Adopted people grow up knowing the answer. You come from nowhere. You are strange fruit of obscure origin. The lack of a bloodline marks you. Just ask a mother-in-law. I’ve had three. For years I wondered why tow of them, women from different worlds, treated me with an instinctual distrust. No matter how hard I tried to please them. Now I understand. I was without pedigree, something even a lap dog has. Deep down, they did not want grandchildren without lineage or origin.
Jim arrived after lunch. I’d been expecting a doctor’s bag, a box, anything that might contain his magic. But he strode into the living room swinging his well thumbed Bible. I’d always detested him. The way he parted his hair, slick and precise. And the way he washed the dishes after our shred meals, scrubbing them in a brisk and joyless way as though they were our souls.
But then I found her and made a terrible mistake by writing to her. My letter had caused her death.

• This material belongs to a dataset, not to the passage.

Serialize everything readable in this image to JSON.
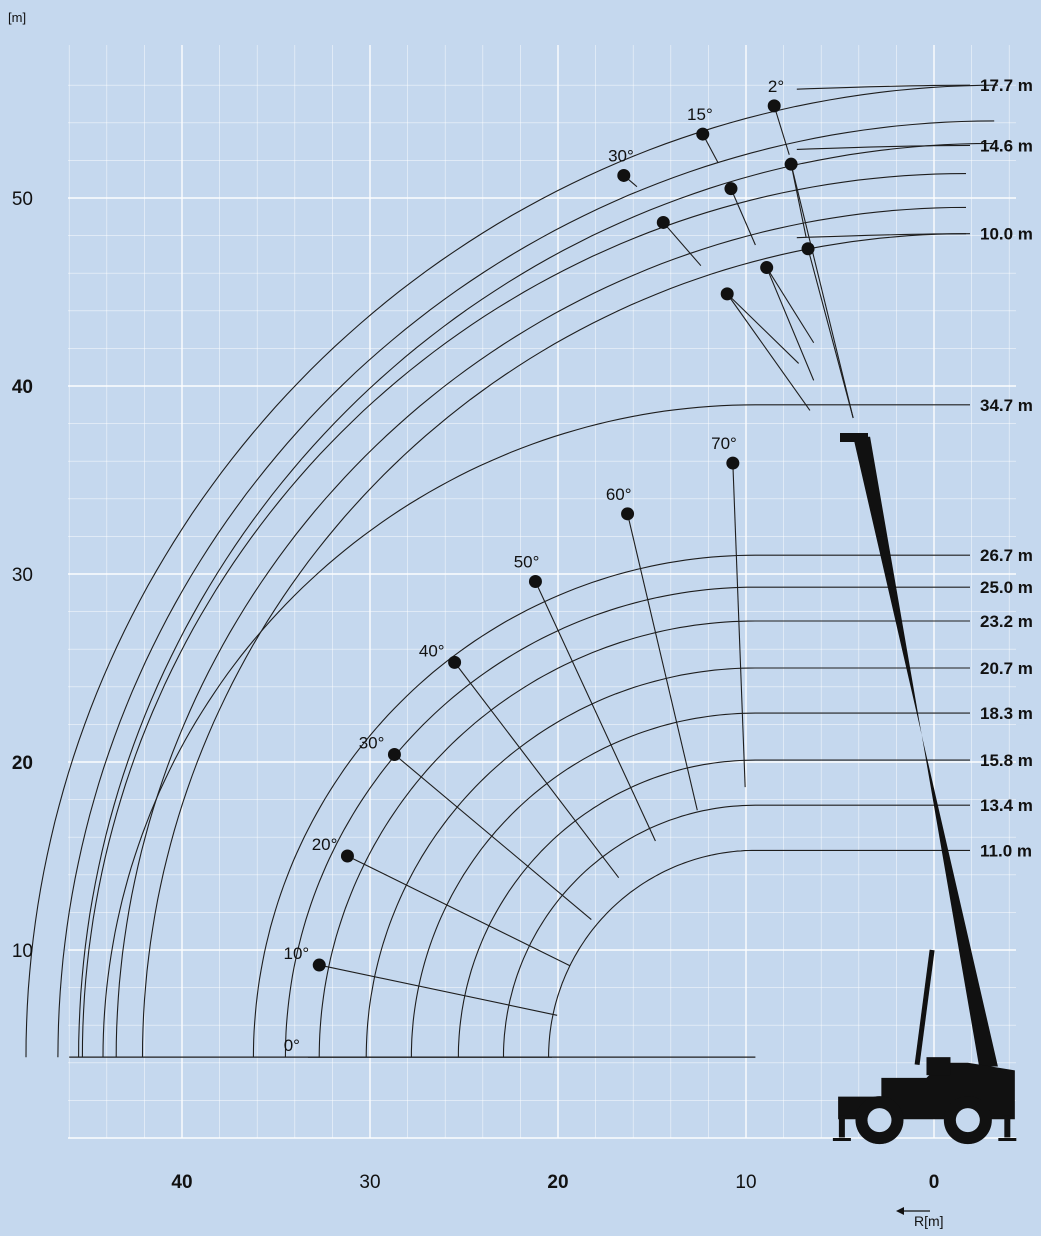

So instead I began to write about the life I imagined she had. I invented her lovers and friends. I described her elegant home…
Over the years the stories changed. When I had a relationship with a disingenuous writer, I processed the fallout as if it had happened to my mother. When it was all over, he sent me a file of letter he’d written, one or more a day for all the months. They began with pleasure. I was the shiny new thing in his life. I was better than his wife. I was all the mysteries rolled into one. Soon enough my contradictions were my downfall. By the end he had transformed me into his own shadow self and I became every lover who had failed him.
As I read his wounding words, I pretended he was my mother’s lover, not mine. Because this is one of the things a mother does. She absorbs the blows for her child. Not all of them, and not forever. But she is there for her child of any age. When your children are small, protecting them is your overriding obsession. As mine grew up, I understood that this natural response does not change. Their danger is always my danger. Any threat to them is a threat to me.
It took a long time to realise that Mavis appeared to have no such capacity. Her parenting was competent and practical. Food, water, clothing, shelter. The mysterious and strange works of the heart were missing in our relationship. Or was it inappropriate to share them with a stranger’s child?
I understand I had divided them. Before me, they were an average family. I was the antapex, the point from which the solar system of their lives was always moving away. After me, Jesse died (grandmother). After me Pamela stopped speaking to her father. And now, on her way to meet me and see him, she was dead and there would be no redemption.
Mirah Riben calls it the ‘duality of adoption’. ‘You might have had a happy childhood. But every adoption begins with a tragedy of loss and separation. Adoption is a traumatic, lifelong and often unrecognised experience.’ She describes how society clings to the preconceived, romanticised notions of adoption. The problem, she says, is when adoptees do not assume their role as grateful orphans.
Writer Matthew Salesses talks about being in debt to someone’s love. “For adoptees, gratitude and luck can be trigger words. Society tells us we are lucky to be adopted. If we do not appear grateful, they tell us to know our place. We are reminded to be thankful for being taken from the mothers who bore us. We are called “angry” as a dismissal.”
Many adopted people have catastrophic thinking. But we are so accustomed to living on red alert we do not recognise the formless dread as a condition. We fear abandonment above all else. Many of us have a heightened sensitivity to criticism. We suffer from depression, hypervigilance and addiction to adrenaline.
Whether or not we are good citizens, adoption unmoors us from our history and forces us to stand alone in the world. Dr David Kirschner says we live with sealed original birth records, and a childhood of secrets, lies and frustrated searches for birth parents. He says untreated, festering adoption issues of loss, rejection, abandonment, identity, and dissociated rage are all normal reactions to adoption. No matter how well we have integrated into our new families, we remain ‘other’. We are cuckoos in the nest.